Tags: #manifolds #exercises 

## Recommended Problems 

Exercise (3-7)
:   Let $p\in M$ and $C_p^\infty(M, \RR)$ be the $\RR\dash$algebra of germs of functions at $p$.
    Let $D_p M$ denote the vector space of derivations of $C_p^\infty(M, \RR)$.
    Show that the map

    \begin{align*}
    \Phi: D_p M &\to T_p M \\
    \qty{\Phi_v} f &= v([f]_p)
    \end{align*}
    is an isomorphism.


Solution
:   \hfill
    First, clarify that this is the map
    \begin{align*}
    \Phi: D_p M &\to T_p M \\
    v &\mapsto \qty{ f \mapsto v([(f, U)]_p) }
    ,\end{align*}
    where $\Phi_v$ is the image of $v$ and $[(f, U)]$ is a germ, i.e. an equivalence class of ordered pairs.

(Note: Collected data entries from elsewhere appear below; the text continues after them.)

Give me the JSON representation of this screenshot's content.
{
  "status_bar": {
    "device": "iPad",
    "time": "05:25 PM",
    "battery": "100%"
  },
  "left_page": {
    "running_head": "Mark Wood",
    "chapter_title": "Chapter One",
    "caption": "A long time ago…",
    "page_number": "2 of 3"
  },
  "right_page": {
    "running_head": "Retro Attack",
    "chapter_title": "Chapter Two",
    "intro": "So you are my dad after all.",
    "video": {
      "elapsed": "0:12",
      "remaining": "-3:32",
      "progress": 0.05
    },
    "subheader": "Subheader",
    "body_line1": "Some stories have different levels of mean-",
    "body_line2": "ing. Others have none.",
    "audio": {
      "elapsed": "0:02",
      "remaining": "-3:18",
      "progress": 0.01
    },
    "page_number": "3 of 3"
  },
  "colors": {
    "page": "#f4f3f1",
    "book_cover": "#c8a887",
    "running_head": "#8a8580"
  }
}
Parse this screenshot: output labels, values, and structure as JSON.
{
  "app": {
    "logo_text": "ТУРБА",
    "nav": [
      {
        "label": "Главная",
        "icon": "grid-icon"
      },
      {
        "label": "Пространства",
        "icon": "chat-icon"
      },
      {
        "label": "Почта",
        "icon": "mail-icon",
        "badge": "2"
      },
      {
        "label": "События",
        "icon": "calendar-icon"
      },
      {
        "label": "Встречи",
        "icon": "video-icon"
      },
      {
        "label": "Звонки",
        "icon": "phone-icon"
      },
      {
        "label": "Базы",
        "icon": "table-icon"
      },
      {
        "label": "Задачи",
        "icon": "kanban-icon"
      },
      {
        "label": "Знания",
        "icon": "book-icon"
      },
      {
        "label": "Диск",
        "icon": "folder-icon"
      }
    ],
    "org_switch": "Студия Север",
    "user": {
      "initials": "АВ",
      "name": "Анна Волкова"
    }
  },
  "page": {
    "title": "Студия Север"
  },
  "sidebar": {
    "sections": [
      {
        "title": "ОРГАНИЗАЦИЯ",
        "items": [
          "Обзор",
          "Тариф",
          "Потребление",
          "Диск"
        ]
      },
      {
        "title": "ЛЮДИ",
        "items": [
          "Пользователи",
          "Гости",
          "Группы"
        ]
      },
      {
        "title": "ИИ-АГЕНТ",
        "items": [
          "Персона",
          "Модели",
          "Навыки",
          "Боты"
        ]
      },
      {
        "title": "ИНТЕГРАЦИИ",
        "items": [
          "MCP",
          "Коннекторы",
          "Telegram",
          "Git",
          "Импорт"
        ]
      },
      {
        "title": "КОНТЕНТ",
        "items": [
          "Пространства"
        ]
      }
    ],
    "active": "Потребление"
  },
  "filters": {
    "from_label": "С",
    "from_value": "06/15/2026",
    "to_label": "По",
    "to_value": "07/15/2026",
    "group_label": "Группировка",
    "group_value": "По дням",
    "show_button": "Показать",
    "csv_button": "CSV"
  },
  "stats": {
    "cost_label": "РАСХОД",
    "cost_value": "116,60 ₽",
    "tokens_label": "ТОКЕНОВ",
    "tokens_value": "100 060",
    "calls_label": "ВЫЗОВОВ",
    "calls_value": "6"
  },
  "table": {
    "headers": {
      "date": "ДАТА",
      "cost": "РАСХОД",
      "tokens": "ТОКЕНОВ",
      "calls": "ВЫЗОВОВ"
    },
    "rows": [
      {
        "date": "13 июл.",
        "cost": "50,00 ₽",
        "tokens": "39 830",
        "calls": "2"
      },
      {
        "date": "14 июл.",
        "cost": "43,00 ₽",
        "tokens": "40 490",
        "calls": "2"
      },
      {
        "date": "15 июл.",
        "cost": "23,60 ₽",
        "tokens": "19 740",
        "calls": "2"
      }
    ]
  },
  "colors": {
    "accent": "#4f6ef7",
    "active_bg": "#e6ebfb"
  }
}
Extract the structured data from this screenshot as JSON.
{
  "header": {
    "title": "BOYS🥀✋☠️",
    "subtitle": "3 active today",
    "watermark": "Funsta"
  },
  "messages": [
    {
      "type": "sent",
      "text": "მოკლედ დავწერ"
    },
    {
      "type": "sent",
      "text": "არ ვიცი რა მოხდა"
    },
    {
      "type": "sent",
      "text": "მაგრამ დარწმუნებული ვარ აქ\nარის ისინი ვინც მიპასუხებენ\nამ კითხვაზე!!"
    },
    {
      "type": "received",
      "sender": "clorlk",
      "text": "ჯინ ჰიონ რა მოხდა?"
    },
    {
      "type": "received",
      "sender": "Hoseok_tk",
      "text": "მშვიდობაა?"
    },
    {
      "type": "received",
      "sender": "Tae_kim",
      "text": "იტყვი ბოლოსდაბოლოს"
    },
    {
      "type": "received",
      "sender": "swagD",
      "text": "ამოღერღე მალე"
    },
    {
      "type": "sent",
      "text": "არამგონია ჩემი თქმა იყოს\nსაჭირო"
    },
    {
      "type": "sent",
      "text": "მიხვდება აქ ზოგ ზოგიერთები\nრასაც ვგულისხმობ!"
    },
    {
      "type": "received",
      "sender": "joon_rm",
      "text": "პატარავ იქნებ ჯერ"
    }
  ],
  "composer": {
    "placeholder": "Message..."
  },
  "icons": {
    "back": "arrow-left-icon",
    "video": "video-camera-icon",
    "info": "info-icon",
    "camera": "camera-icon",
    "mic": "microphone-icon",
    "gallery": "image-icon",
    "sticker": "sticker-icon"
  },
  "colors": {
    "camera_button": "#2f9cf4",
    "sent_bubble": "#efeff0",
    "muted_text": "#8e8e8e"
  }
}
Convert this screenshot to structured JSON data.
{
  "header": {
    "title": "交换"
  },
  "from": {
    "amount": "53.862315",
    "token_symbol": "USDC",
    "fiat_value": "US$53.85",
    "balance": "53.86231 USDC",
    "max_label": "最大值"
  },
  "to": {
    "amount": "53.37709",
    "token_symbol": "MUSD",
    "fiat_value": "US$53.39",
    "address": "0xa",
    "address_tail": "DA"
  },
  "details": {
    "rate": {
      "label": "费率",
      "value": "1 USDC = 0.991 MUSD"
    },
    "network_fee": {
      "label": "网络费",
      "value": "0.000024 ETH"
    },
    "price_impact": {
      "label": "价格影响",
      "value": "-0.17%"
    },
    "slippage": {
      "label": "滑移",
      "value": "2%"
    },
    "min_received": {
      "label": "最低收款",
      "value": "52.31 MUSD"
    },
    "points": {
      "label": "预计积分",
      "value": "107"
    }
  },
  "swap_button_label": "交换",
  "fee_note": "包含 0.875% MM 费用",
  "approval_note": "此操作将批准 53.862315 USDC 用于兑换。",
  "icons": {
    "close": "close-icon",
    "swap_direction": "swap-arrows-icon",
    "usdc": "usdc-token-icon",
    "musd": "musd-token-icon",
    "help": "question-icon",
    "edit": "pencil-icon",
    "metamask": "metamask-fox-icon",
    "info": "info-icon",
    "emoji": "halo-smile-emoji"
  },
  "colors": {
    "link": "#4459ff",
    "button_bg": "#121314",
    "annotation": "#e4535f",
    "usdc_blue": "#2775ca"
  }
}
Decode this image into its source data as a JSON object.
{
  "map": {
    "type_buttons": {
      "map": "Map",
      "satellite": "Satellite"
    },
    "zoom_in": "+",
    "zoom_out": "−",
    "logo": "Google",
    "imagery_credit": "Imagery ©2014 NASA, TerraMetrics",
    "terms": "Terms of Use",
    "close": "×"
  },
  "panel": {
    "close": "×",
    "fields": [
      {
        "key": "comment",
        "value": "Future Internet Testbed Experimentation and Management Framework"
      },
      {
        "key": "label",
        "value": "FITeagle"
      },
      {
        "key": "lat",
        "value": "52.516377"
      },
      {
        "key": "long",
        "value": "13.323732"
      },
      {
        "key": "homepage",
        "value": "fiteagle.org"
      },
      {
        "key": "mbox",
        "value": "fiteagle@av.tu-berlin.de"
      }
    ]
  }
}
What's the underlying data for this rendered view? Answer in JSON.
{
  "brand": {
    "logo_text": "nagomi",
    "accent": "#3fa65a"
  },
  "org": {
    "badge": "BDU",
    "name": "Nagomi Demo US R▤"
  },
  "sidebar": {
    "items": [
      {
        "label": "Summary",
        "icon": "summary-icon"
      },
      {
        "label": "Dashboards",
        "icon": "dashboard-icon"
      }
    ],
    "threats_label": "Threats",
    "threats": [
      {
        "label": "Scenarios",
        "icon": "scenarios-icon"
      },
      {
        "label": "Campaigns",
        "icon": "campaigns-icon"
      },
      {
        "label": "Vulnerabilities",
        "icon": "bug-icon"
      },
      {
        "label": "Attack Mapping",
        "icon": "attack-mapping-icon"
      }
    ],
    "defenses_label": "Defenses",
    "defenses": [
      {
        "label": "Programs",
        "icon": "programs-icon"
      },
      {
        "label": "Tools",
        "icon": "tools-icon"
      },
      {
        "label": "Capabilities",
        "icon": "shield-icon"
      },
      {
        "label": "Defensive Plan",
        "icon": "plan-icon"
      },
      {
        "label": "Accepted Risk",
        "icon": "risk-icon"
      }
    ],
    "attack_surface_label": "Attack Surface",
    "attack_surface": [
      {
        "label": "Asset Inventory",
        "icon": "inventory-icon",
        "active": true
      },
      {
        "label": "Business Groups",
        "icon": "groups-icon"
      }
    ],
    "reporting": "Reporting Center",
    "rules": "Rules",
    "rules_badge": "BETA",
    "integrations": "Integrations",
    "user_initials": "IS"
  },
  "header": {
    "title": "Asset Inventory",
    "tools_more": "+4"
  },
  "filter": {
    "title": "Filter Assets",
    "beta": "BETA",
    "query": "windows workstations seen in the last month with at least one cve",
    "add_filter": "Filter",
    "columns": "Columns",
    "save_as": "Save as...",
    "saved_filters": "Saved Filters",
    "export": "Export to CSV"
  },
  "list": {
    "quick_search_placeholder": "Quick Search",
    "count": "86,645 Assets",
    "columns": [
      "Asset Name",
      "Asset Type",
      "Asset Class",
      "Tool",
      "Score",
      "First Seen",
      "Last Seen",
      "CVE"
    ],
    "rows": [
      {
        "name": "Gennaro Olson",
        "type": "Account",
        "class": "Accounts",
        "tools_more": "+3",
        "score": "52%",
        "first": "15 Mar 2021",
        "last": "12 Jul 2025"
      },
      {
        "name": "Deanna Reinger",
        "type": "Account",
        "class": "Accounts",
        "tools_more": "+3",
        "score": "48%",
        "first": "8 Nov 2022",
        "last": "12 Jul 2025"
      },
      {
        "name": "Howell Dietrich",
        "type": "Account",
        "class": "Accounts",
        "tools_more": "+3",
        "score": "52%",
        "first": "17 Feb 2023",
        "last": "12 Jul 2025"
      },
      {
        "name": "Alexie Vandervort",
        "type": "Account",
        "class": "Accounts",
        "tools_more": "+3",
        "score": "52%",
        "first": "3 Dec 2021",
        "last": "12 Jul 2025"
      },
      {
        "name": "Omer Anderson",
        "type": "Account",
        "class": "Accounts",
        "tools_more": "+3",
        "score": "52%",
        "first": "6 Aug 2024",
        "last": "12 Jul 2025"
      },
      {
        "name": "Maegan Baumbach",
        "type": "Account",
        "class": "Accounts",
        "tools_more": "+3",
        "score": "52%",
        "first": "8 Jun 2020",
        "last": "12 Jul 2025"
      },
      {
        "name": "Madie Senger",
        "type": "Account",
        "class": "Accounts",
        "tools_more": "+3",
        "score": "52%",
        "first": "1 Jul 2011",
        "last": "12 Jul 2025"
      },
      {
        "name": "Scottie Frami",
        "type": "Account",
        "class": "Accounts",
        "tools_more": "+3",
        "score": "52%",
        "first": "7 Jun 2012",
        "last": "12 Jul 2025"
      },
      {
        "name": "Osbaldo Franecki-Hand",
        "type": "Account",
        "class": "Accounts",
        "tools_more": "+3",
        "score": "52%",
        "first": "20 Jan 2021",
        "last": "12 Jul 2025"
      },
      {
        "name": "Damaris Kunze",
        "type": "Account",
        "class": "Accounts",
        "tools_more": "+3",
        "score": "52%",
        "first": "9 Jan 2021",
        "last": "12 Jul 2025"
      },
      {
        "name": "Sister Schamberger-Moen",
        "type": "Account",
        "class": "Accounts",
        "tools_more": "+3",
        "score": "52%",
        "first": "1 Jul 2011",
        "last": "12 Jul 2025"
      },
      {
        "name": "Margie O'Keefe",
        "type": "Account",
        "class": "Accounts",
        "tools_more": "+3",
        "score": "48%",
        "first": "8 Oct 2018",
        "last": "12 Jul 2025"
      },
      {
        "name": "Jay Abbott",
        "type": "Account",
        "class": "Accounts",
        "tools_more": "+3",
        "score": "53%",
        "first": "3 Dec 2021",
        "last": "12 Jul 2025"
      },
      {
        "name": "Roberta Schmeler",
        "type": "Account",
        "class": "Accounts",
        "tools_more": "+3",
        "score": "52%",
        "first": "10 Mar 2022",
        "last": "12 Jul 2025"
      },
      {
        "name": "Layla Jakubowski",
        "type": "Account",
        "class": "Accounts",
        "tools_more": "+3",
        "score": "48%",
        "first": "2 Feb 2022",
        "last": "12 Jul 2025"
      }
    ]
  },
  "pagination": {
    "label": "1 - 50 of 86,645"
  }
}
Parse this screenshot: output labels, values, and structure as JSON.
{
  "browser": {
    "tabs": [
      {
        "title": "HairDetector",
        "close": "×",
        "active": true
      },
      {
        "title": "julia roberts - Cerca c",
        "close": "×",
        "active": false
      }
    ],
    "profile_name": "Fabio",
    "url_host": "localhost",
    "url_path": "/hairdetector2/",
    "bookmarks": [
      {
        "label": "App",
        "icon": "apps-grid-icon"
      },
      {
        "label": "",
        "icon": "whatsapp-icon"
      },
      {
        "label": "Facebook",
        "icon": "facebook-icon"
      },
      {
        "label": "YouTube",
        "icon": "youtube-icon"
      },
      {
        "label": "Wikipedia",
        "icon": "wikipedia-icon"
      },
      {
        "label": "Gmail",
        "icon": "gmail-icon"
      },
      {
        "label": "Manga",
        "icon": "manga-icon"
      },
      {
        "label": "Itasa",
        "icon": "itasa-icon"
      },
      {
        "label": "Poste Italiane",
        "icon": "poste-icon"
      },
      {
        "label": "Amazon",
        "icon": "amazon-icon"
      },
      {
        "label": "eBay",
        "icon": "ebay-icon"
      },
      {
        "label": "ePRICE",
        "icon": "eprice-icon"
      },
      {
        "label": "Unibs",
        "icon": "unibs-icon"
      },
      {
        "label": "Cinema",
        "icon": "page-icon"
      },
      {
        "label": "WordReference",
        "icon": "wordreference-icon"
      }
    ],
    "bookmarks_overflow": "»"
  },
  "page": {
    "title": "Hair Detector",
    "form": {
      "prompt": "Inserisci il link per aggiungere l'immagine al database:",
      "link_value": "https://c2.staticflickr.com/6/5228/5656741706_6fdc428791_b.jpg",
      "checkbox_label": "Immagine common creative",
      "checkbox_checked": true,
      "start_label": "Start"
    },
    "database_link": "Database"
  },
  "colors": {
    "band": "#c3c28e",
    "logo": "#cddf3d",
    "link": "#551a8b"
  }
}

    We note that $v: C_p^\infty(M) \to \RR$.
    For $w\in T_p M$, we have $w: C^{\infty}(M) \to \RR$, so define an inverse map
    \begin{align*}
    \Phi\inv: T_p M &\to D_p M \\
    w &\mapsto \qty{ [(f, U)] \mapsto w(\tilde f) }
    ,\end{align*}
    where $\tilde f$ is to be defined.

    Note that $w$ can't act directly on $f$, since $f$ is only defined on a subset $U\subseteq M$ whereas $w$ needs to act on functions defined on all of $M$.
    So take $\tilde f: M\to \RR$ to be $f$ extended by smooth bump functions to all of $M$.

    Things to check:

    - $\Phi$ is well-defined.
    - $\Phi$ is linear.
    - $\Phi\inv$ is well-defined.
    - $\Phi\inv$ is linear
    - $\Phi \circ \Phi\inv = \id_{T_p M}$ and $\Phi\inv \circ \Phi = \id_{D_p M}$.



Exercise (3-8)
:   Let $p\in M$ and $V_p M = \theset{\text{Curves starting at } p}/\sim$ where $\gamma_1\sim \gamma_2 \iff$ for every $f\in C^\infty(M, \RR)$, $\dd{(f\circ \gamma_1)}{t}(0) = \dd{(f\circ \gamma_2)}{t}(0)$.
    Show that the following map is well-defined and bijective:
    \begin{align*}
    \Psi: V_p M &\to T_p M \\
    \gamma &\mapsto \dd{\gamma}{t}(0)
    .\end{align*}